Le véritable chrétien a su, pour ainsi dire, brûler les ponts. Il s’est interdit tout retour en arrière. Paul le dit en ces termes : ‘Oubliant les choses du passé, je me porte vers ce qui est en avant (Philippiens 3.13).’ Si on veut paraphraser, on peut dire, ‘J’ai pris le ferme engagement d’aller droit de l’avant et de servir le Seigneur de toute mon énergie. Je ne regarde plus en arrière. Je tends vers ce qui est devant moi, les yeux fixés sur Jésus Christ, et j’accomplis la mission qu’il ma confiée.’

 

 La promesse de suivre Jésus constitue un engagement à vie. Avant de prendre une décision définitive, Jésus veut être sûr que nous en connaissions les exigences.
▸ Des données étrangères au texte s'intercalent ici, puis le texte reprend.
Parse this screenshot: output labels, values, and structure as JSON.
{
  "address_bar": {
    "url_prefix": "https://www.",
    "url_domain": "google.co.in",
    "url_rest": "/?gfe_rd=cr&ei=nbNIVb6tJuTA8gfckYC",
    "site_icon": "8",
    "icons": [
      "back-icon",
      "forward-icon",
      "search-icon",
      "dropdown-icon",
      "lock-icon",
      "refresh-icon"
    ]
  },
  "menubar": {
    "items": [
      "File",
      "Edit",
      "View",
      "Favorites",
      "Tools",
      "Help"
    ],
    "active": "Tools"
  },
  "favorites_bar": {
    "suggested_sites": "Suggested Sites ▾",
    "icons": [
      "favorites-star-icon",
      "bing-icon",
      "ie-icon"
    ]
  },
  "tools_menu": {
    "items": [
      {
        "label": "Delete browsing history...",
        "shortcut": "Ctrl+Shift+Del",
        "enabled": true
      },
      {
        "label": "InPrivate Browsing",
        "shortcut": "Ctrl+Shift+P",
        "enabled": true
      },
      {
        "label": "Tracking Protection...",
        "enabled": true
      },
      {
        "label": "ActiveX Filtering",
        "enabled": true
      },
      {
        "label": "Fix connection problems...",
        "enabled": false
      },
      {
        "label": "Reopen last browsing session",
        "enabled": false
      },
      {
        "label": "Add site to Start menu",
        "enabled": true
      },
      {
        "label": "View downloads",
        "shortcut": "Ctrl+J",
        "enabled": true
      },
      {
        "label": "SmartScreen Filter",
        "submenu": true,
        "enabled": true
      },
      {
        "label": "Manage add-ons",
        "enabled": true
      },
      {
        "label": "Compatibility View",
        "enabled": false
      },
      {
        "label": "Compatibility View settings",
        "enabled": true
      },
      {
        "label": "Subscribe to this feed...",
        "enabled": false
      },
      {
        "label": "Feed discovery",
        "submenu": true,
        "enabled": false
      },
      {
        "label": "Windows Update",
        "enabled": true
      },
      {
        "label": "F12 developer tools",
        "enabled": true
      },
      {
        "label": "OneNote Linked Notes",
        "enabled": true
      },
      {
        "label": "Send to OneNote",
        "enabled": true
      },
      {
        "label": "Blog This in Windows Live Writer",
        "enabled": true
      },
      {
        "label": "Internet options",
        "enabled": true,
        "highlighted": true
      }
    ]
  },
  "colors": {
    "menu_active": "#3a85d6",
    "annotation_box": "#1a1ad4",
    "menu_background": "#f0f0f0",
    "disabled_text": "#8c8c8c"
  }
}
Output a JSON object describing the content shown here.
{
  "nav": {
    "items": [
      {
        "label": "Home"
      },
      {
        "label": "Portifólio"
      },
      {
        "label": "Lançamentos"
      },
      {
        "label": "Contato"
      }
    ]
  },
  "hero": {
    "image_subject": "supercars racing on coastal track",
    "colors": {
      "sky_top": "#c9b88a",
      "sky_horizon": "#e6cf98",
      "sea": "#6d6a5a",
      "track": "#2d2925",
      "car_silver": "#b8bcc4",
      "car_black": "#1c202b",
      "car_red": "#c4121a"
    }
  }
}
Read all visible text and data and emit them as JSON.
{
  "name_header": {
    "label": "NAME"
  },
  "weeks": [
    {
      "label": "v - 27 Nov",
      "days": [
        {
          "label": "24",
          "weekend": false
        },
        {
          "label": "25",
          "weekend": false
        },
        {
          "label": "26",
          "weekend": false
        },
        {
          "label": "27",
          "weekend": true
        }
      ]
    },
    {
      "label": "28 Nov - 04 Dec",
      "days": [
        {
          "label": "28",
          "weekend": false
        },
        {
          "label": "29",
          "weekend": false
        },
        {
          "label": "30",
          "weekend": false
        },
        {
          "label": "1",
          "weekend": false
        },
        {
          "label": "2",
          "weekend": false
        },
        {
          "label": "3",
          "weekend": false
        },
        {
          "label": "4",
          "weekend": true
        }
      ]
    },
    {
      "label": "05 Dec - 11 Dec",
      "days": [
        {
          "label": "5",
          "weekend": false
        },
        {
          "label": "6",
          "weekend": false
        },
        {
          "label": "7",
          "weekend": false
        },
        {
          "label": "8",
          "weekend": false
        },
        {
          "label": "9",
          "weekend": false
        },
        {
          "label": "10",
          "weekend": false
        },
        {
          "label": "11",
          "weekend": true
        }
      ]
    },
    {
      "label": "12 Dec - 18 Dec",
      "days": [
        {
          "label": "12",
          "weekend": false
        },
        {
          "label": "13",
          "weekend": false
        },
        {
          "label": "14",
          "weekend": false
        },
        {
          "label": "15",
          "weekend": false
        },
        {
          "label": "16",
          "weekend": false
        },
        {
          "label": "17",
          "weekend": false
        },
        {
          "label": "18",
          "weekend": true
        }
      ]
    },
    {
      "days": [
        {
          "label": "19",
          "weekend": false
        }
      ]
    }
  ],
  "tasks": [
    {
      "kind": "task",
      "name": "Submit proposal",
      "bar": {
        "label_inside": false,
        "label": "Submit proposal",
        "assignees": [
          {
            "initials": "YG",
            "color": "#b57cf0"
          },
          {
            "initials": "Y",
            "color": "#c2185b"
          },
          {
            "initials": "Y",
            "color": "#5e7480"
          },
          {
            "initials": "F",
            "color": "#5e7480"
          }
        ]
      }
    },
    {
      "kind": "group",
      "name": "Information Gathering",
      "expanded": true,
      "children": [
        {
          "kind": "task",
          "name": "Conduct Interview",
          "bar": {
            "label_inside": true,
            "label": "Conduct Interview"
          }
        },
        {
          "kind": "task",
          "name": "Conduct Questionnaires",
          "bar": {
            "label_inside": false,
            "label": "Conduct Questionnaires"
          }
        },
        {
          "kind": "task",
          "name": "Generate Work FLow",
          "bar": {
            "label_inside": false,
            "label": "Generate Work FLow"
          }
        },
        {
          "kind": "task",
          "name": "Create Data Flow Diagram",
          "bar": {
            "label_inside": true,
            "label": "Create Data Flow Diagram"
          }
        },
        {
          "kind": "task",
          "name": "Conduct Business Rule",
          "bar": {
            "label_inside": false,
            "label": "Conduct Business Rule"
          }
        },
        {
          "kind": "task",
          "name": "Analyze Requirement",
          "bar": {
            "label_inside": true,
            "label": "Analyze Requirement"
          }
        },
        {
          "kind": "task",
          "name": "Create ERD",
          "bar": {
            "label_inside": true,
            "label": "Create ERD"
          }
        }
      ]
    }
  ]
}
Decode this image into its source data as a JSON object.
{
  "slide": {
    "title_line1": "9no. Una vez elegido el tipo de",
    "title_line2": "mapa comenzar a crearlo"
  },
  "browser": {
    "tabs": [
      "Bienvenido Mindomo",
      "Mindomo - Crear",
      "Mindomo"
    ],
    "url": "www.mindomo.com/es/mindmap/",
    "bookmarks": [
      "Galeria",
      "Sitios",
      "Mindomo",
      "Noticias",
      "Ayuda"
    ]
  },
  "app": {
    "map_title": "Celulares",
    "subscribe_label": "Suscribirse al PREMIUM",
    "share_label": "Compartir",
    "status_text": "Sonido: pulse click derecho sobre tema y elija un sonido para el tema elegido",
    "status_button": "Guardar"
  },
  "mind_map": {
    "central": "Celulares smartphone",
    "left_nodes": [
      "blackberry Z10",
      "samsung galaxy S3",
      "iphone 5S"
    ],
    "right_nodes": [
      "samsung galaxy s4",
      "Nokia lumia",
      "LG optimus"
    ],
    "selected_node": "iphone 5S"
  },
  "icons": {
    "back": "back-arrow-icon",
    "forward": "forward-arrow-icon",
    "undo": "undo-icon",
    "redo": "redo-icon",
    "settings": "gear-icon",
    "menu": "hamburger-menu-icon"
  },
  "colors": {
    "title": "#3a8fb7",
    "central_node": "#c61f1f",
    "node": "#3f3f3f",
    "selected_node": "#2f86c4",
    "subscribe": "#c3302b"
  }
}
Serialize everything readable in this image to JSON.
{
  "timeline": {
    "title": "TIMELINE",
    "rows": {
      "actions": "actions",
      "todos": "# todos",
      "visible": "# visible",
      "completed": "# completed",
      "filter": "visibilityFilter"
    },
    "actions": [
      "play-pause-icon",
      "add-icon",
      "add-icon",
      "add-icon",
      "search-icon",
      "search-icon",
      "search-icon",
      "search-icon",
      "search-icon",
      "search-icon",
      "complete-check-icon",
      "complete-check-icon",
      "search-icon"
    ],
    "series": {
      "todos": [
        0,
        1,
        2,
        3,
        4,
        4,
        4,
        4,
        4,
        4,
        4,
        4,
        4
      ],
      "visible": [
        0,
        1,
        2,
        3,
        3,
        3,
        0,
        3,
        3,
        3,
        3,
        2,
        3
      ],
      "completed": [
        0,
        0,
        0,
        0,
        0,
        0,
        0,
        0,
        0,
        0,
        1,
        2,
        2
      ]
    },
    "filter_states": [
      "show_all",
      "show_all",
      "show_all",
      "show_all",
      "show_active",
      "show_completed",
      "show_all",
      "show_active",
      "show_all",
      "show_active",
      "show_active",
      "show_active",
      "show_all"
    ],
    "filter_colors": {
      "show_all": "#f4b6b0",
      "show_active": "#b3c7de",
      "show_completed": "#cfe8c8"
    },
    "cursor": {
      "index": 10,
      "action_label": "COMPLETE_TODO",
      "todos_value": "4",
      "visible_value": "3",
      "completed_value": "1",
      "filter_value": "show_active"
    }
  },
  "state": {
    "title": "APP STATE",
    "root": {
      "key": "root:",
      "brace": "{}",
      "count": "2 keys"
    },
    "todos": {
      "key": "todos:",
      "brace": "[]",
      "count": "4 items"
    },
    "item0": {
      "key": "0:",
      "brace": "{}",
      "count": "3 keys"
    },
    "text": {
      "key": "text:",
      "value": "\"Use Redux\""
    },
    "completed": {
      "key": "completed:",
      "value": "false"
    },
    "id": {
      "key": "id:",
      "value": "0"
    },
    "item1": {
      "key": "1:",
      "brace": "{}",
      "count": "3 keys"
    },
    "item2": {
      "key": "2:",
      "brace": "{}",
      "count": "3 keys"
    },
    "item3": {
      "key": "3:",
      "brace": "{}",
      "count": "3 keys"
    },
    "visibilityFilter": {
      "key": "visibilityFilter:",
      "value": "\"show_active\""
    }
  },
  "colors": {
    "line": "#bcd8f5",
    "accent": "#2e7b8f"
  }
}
C’est pourquoi il invite le disciple à exposer honnêtement sa position par rapport à la relation qu’il entretiendra avec le monde car l’esprit du monde et l’Esprit de Dieu ont des valeurs opposées. Un choix pour l’un implique nécessairement un rejet de l’autre. Jésus demande aussi au disciple de bien préciser quelle sera son attitude face aux obligations de ce monde. Sa priorité est de servir Dieu. Même les obligations familiales ne devraient pas l’éloigner de son devoir envers Dieu. Et finalement, Jésus nous demande de rejeter tout ce qui pourrait raviver notre affection pour les attraits du monde. Il doit couper tous les ponts qui pourraient encore le lier avec la vie charnelle du passé.

 

Celui qui veut suivre Jésus n’aura pas une vie de tout repos. Mais elle en vaut la peine car elle nous met en présence de Dieu pour l’éternité.